OPINIÃO
JORGE ALMEIDA FERNANDES (http://publico.pt/autor/jorge-almeida-fernandes)
16/03/2014 - 01:20
O referendo na Crimeia pode levar a duas saídas. A primeira, a anexação
do território pela Rússia, parecerá evidente na continuidade das últimas
iniciativas de Vladimir Putin. No entanto, uma
segunda opçao nao deve ser afastada: Moscovo poderá protelar e acabar
por recusara anexação, não só pelos elevados custo
económicos e políticos, mas como
plataforma para recuperar a influência na Ucrânia. É "o grande jogo’’ que se trava na fronteira
entre a Rússia e a NATO.
Ganhar a Crimeia e perder Ucrânia seria uma vitoria de Pirro, a maior punição para a Rússia e para os
seus desígnios estratégicos. Ao contrário, recuperar a influência em Kiev — e o
Kremlin tem trunfos a jogar — garante-lhe o controlo estratégico da Crimeia.
Putin cometeu graves
erros de cálculo em Kiev que lhe valeram uma humilhação. Mas a sua capacidade
de manobra não deve ser subestimada.
Sem Ucrânia não existe a União Euro-asiática que ele tem em mira para
elevar a potência da Rússia. A aventura na Crimeia não apenas uniu os
ucranianos contra Moscovo como assustou o Cazaquistão,
o
outro país indispensável para a União. O Presidente Nursultan Nazarbaiev defendeu
a integridade territorial da Ucrânia e repudiou os argumentos de Putin: o
Cazaquistão tem 17 milhões de “russos étnicos" e não aceitará interferências
em seu nome. Putin suscitou também uma enérgica reacção dos vizinhos europeus,
da Polónia aos bálticos, o que significa potenciar a acção da NATO no Leste europeu.
A
invasão da Crimeia — alertou a analista russa Lilia Chevtsova — põe em causa
"a ordem mundial
pós-Guerra Fria; é "um precedente que autoriza o Kremlin a uma intervenção
directa nos assuntos de um Estado soberano"; implica uma
"doutrina que ameaça a estabilidade de todo o espaço pós-soviético";
abriria caminho a uma tentativa de controlo sobre o Sul e o Leste da Ucrânia; o
alvo seguinte poderia ser a Moldávia.
Tal
como não se deve dar como adquirida a anexação da Crimeia, é prudente não
excluir a hipótese, mesmo improvável, de Moscovo desestabilizar a Ucrânia
Oriental para criar um pretexto de intervenção com consequências catastróficas.
Há
um factor imponderável: Putin poderá ter ficado refém de si mesmo. A operação
na Crimeia desencadeou uma vaga de "fervor imperial" na Rússia,
reforçando a "paranóia do cerco", reportava ontem o Financial Times.
"Os
homens fazem a história, mas não sabem a história que fazem."
O
peso da geografia
Ignora-se o
que vai na cabeça de Vladimir Putin. Angela
Merkel disse que ele parece "descolado da realidade"
e "vive noutro mundo".
Esse
"outro mundo" é o da velha geopolítica, o da luta pelo espaço e pelo
poder. Para o Kremlin, este não é um conflito sobre legalidade internacional.

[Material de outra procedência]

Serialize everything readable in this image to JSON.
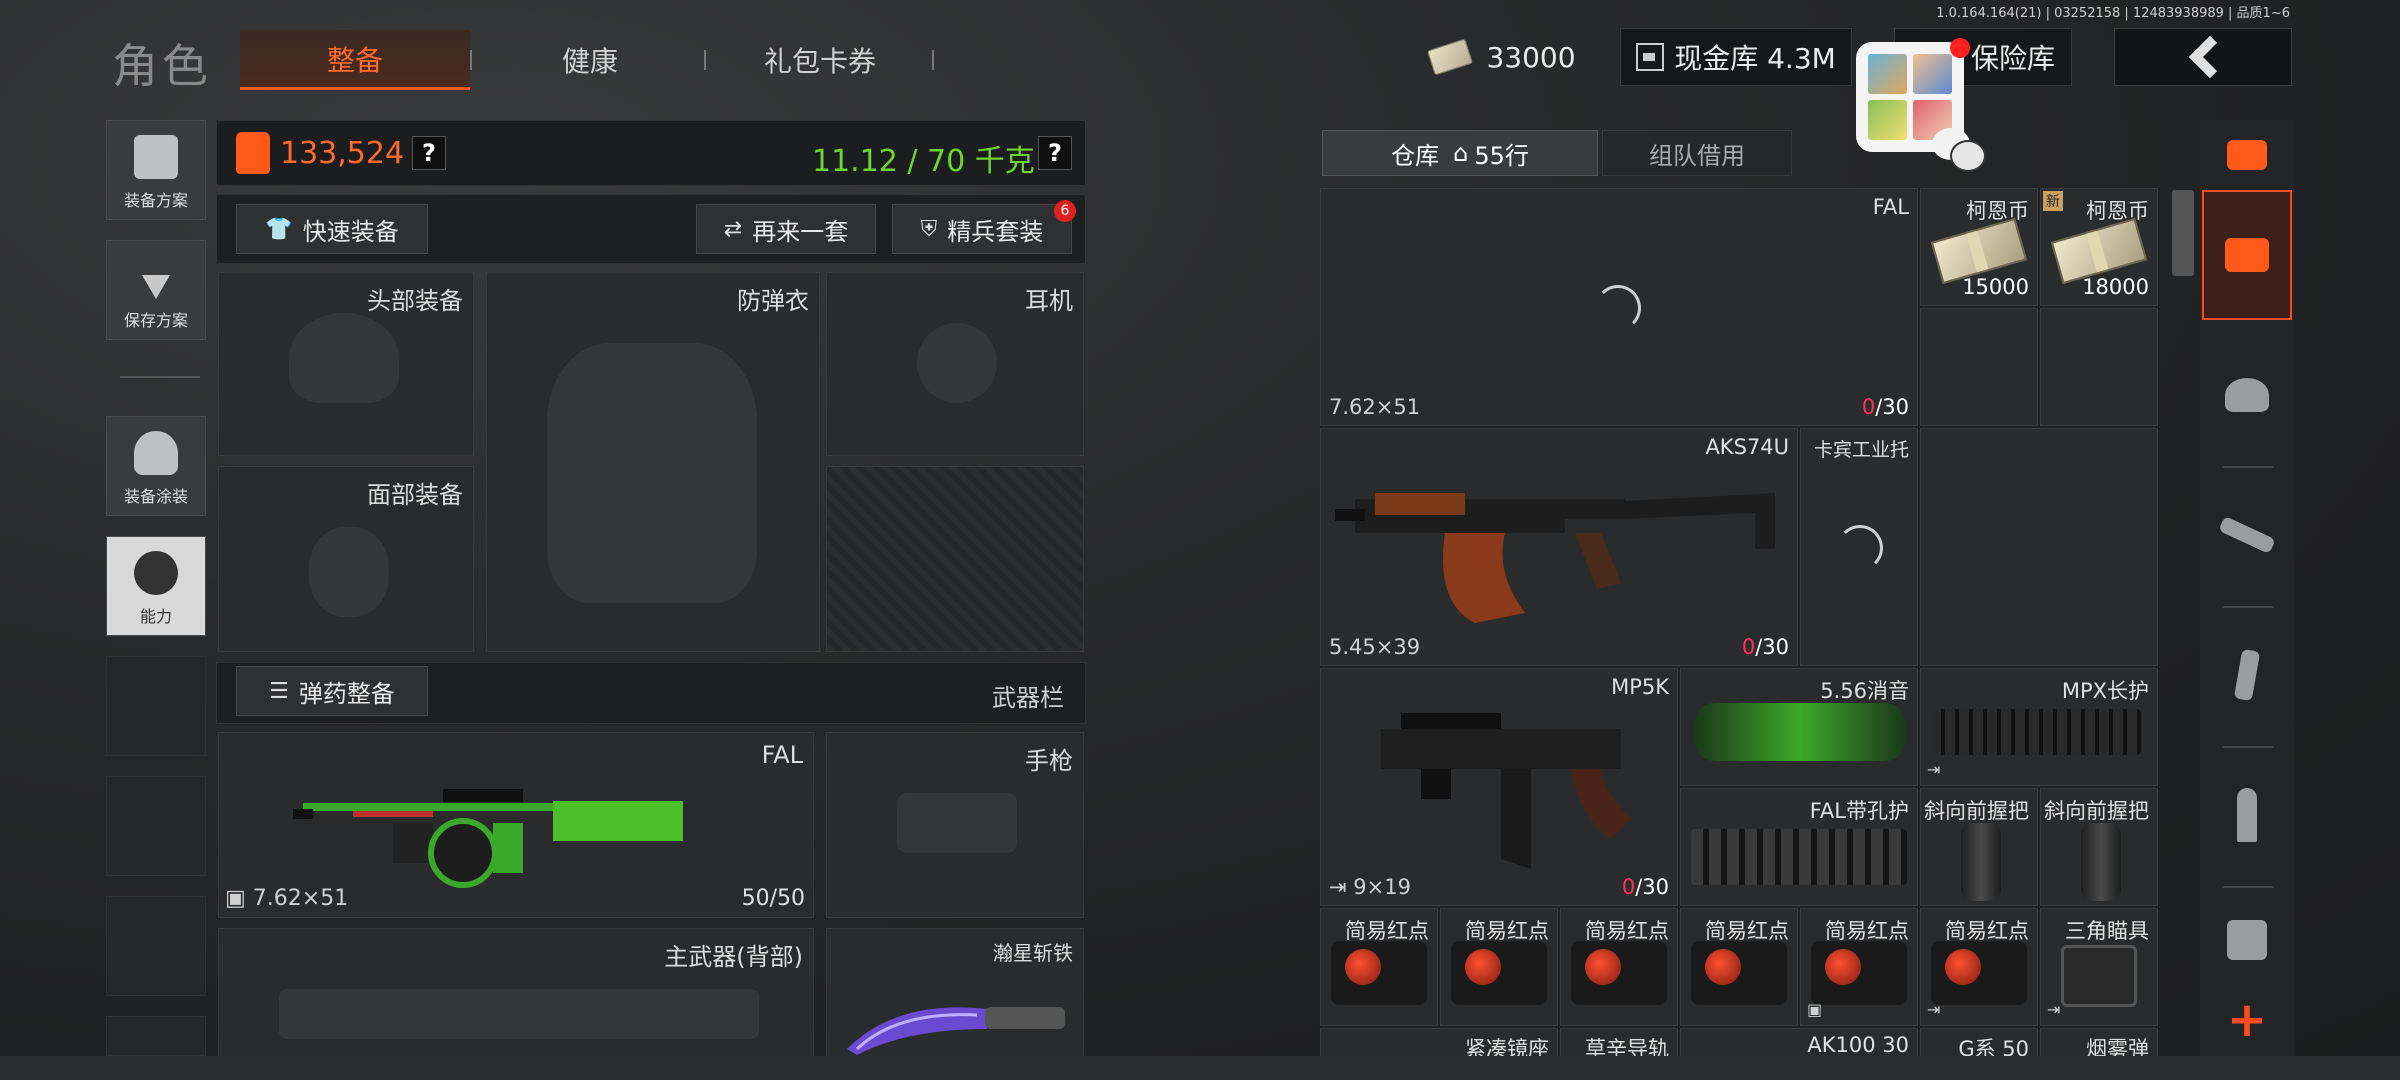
{
  "version": "1.0.164.164(21) | 03252158 | 12483938989 | 品质1~6",
  "header": {
    "title": "角色",
    "tabs": [
      {
        "label": "整备",
        "active": true
      },
      {
        "label": "健康",
        "active": false
      },
      {
        "label": "礼包卡券",
        "active": false
      }
    ],
    "currency": "33000",
    "cash_vault": "现金库 4.3M",
    "safe_vault": "保险库"
  },
  "sidebar": {
    "items": [
      {
        "label": "装备方案",
        "icon": "vest-icon"
      },
      {
        "label": "保存方案",
        "icon": "download-icon"
      },
      {
        "label": "装备涂装",
        "icon": "helmet-paint-icon"
      },
      {
        "label": "能力",
        "icon": "lightning-icon"
      }
    ]
  },
  "stats": {
    "armor_value": "133,524",
    "weight": "11.12 / 70 千克",
    "help": "?"
  },
  "actions": {
    "quick_equip": "快速装备",
    "redo_set": "再来一套",
    "elite_set": "精兵套装",
    "elite_badge": "6"
  },
  "slots": {
    "head": "头部装备",
    "body_armor": "防弹衣",
    "headset": "耳机",
    "face": "面部装备",
    "ammo_prep": "弹药整备",
    "weapon_bar": "武器栏",
    "primary_name": "FAL",
    "primary_caliber": "7.62×51",
    "primary_ammo": "50/50",
    "pistol": "手枪",
    "back_weapon": "主武器(背部)",
    "melee": "瀚星斩铁"
  },
  "warehouse": {
    "tab_storage": "仓库",
    "rows": "55行",
    "tab_team": "组队借用",
    "items": {
      "fal": {
        "name": "FAL",
        "caliber": "7.62×51",
        "loaded": "0",
        "cap": "/30"
      },
      "coin1": {
        "name": "柯恩币",
        "value": "15000"
      },
      "coin2": {
        "name": "柯恩币",
        "value": "18000",
        "badge": "新"
      },
      "aks": {
        "name": "AKS74U",
        "caliber": "5.45×39",
        "loaded": "0",
        "cap": "/30"
      },
      "stock": {
        "name": "卡宾工业托"
      },
      "mp5k": {
        "name": "MP5K",
        "caliber": "9×19",
        "loaded": "0",
        "cap": "/30"
      },
      "suppressor": {
        "name": "5.56消音"
      },
      "mpx": {
        "name": "MPX长护"
      },
      "falguard": {
        "name": "FAL带孔护"
      },
      "grip1": {
        "name": "斜向前握把"
      },
      "grip2": {
        "name": "斜向前握把"
      },
      "reddots": [
        "简易红点",
        "简易红点",
        "简易红点",
        "简易红点",
        "简易红点",
        "简易红点"
      ],
      "triangle": "三角瞄具",
      "bottom_row": [
        "紧凑镜座",
        "草辛导轨",
        "AK100 30",
        "G系 50",
        "烟雾弹"
      ]
    }
  },
  "colors": {
    "accent": "#ff5a1a",
    "weight_green": "#6ed42e",
    "zero_red": "#ff3060"
  }
}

"O comportamento de Putin é motivado pelas mesmas considerações
geopolíticas que influenciam todas as grandes potências, incluindo os Estados
Unidos”, escreve o analista
americano John Mearsheimer.
O jornalista e investigador
americano Robert Kaplan publicou
em 2012 um livro útil: The Revenge of Geography (A vingança da geografia). É um ensaio
sobre geopolítica. Publicou agora um artigo sobre a Crimeia.